Are we really going to criticize a guy that took a couple of games off in the season? What about in the midst of current NBA Commissioner Adam Silver advising the schedule needs to accommodate more rest? Did you know that the 2017-2018 NBA Season will start early in October and the Preseason will be cut short for the resting accommodations in the schedule?

I interviewed a few Jordan fans this past week and asked them, “do you respect LeBron James more than you did 2-3 years ago?” One replied, “Always have, just don’t like him, like Kobe, don’t like him”. He later followed up and said, “he’s the best since MJ, they are both amazing, goats, but my old ass loves MJ”.

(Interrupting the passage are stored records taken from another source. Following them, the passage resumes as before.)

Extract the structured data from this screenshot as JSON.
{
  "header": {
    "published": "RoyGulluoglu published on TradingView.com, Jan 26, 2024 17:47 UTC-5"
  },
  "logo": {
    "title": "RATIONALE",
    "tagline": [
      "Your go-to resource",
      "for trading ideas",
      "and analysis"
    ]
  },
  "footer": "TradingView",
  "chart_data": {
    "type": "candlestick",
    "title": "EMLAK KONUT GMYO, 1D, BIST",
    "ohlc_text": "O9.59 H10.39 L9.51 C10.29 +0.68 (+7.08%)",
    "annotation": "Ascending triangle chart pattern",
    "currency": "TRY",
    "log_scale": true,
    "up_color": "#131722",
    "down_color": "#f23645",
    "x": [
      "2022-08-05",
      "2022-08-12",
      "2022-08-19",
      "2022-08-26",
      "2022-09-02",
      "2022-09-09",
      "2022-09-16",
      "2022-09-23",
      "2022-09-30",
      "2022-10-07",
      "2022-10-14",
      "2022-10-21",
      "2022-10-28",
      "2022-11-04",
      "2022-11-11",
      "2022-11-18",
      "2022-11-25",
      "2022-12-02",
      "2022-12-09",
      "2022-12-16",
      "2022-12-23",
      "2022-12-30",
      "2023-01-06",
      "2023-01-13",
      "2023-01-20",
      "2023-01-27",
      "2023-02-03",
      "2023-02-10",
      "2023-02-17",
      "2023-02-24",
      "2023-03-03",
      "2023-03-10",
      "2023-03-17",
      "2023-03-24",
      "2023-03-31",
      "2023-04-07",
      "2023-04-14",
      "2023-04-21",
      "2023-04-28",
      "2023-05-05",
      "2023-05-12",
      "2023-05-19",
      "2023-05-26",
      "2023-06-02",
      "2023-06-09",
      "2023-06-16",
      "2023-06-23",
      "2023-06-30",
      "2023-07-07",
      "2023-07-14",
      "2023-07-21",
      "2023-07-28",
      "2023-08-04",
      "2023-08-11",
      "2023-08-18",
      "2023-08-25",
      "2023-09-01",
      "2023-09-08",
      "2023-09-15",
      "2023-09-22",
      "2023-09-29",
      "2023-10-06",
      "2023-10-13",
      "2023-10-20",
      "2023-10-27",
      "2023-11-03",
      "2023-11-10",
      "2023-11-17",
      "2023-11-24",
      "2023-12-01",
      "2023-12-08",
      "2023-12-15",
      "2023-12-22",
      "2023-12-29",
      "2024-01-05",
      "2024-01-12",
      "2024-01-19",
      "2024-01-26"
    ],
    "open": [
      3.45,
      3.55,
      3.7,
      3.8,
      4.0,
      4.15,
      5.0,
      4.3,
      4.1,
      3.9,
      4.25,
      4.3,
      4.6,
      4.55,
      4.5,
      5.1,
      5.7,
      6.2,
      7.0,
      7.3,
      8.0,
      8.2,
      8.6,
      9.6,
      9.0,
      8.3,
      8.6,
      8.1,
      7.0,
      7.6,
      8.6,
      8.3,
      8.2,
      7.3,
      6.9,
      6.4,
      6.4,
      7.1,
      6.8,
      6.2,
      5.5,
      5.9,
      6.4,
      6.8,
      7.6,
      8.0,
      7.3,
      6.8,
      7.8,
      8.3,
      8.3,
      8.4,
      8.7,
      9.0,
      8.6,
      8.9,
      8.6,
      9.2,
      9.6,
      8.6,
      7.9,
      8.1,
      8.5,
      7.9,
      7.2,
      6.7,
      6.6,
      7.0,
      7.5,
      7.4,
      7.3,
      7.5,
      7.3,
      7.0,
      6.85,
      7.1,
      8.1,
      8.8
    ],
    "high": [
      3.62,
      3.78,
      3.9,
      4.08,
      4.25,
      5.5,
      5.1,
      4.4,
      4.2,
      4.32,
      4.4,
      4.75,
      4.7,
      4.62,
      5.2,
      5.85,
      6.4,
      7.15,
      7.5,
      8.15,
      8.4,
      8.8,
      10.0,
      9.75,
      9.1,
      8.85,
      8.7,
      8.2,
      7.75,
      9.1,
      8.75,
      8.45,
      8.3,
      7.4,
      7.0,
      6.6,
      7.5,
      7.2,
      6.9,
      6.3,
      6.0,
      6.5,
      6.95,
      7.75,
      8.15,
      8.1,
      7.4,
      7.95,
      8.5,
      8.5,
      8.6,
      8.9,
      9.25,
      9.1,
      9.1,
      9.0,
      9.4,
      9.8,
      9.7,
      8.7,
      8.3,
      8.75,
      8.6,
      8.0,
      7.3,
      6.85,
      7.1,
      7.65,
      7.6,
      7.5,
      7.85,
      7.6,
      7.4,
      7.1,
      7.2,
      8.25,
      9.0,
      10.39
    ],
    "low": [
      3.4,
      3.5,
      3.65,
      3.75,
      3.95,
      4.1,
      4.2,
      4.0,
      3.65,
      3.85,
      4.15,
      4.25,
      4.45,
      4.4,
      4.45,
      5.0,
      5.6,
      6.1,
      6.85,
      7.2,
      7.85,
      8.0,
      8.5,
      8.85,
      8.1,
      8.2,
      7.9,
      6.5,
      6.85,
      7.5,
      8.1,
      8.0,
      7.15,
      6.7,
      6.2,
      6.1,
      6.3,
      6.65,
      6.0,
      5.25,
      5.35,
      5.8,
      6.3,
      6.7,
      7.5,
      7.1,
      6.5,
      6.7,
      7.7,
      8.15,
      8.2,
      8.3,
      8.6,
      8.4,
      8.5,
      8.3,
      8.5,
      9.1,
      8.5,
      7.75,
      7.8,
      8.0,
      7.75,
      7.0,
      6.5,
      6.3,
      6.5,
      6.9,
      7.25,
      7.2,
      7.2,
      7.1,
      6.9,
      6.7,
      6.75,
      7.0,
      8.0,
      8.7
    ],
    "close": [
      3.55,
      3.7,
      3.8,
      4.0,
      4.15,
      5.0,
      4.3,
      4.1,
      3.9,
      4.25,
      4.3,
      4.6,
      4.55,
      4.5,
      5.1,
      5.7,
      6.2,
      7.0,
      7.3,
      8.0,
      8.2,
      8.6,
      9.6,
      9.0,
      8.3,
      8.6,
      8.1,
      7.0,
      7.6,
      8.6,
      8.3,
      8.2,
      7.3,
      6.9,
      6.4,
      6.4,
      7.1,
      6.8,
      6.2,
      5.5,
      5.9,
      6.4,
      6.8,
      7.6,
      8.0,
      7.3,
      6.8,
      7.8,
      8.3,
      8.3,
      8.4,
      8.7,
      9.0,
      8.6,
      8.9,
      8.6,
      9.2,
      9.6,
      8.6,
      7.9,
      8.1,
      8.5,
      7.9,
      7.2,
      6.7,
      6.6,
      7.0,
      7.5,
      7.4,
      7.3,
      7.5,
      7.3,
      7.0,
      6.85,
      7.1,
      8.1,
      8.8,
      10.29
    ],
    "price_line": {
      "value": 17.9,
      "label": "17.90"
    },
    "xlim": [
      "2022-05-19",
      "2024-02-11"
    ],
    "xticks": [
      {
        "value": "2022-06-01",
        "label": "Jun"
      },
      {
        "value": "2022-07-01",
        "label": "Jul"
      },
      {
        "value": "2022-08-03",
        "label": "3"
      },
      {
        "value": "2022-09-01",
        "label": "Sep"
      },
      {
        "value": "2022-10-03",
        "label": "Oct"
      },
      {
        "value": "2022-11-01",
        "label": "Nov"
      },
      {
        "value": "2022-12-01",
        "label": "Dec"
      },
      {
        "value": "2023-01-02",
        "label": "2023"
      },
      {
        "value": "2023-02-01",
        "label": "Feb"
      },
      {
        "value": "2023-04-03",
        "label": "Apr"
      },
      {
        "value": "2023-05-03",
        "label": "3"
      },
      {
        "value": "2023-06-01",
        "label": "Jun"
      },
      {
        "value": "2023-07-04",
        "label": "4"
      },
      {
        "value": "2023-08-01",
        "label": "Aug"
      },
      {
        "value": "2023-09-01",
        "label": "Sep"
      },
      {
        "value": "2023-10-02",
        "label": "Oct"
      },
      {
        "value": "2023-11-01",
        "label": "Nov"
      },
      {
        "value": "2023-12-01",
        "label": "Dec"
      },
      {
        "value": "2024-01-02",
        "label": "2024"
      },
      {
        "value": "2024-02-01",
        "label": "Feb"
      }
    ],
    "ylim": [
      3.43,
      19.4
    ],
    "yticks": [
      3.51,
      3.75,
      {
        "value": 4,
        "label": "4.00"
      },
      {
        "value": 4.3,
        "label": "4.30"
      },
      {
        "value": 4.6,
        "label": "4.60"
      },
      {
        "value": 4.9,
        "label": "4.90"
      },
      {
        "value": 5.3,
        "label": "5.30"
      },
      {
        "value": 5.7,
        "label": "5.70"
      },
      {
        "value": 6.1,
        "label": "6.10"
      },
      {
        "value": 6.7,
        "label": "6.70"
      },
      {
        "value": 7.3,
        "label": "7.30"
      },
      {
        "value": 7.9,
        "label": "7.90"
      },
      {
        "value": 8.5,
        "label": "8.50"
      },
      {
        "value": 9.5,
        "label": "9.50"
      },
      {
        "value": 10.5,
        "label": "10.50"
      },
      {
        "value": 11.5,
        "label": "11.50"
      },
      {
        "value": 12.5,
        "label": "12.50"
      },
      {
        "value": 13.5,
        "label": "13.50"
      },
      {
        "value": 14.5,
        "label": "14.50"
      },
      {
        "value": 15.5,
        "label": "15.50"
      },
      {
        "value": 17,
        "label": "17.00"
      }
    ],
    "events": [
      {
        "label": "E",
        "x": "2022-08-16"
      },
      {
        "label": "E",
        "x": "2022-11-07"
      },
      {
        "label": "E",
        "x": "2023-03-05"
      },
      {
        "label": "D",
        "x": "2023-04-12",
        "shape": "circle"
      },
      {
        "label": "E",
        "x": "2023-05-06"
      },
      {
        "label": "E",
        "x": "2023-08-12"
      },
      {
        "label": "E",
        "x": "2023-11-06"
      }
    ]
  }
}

If you hate LeBron James, what was your reaction when he chased down Andre Iguodala’s layup in Game 7 of last year’s NBA Finals? “That’s goaltending!” Today, is there any appreciation that the man chased down a block that set-up a Kyrie Irving game winning shot? “He didn’t hit no basket, Kyrie won them that championship”. See, these are real actual responses from real life anti-Lebron folks.

Let’s also foolishly ignore the fact that LeBron James played in a league against Kobe Bryant, Tim Duncan, Kevin Garnett, Paul Pierce, Greg Popovich, the Golden State Warriors, all which are future Hall of Famers.

The excuses always will pour on for LeBron James and the data speaks otherwise. Trust me, I’ve tried to discredit LeBron many times and years in the making. It worked for a while especially all the way through the 2011 NBA Finals. All of a sudden it became a must difficult task to do as James’ career progressed.

If you made it this far I’d like to thank you personally. I believe that Jordan still holds the top spot but a close challenger is in his rearview mirror. The mind boggling part of this great debate is that 14 years ago who knew that I’d have a small bit of appreciation for LeBron James. I’m telling you all now, it’s ok to say, “yeah he’s pretty damn good and up there close to Michael”. I promise you will not melt nor be hell sent.

Sometimes, people, it doesn’t hurt to appreciate a little rather than express hate. Pass it on!

As James heads to his seventh straight NBA Finals next Thursday, he yet again joins an elite company with this accomplishment. If you’re as much of a hater or appreciate then, either way, you will be witnessing.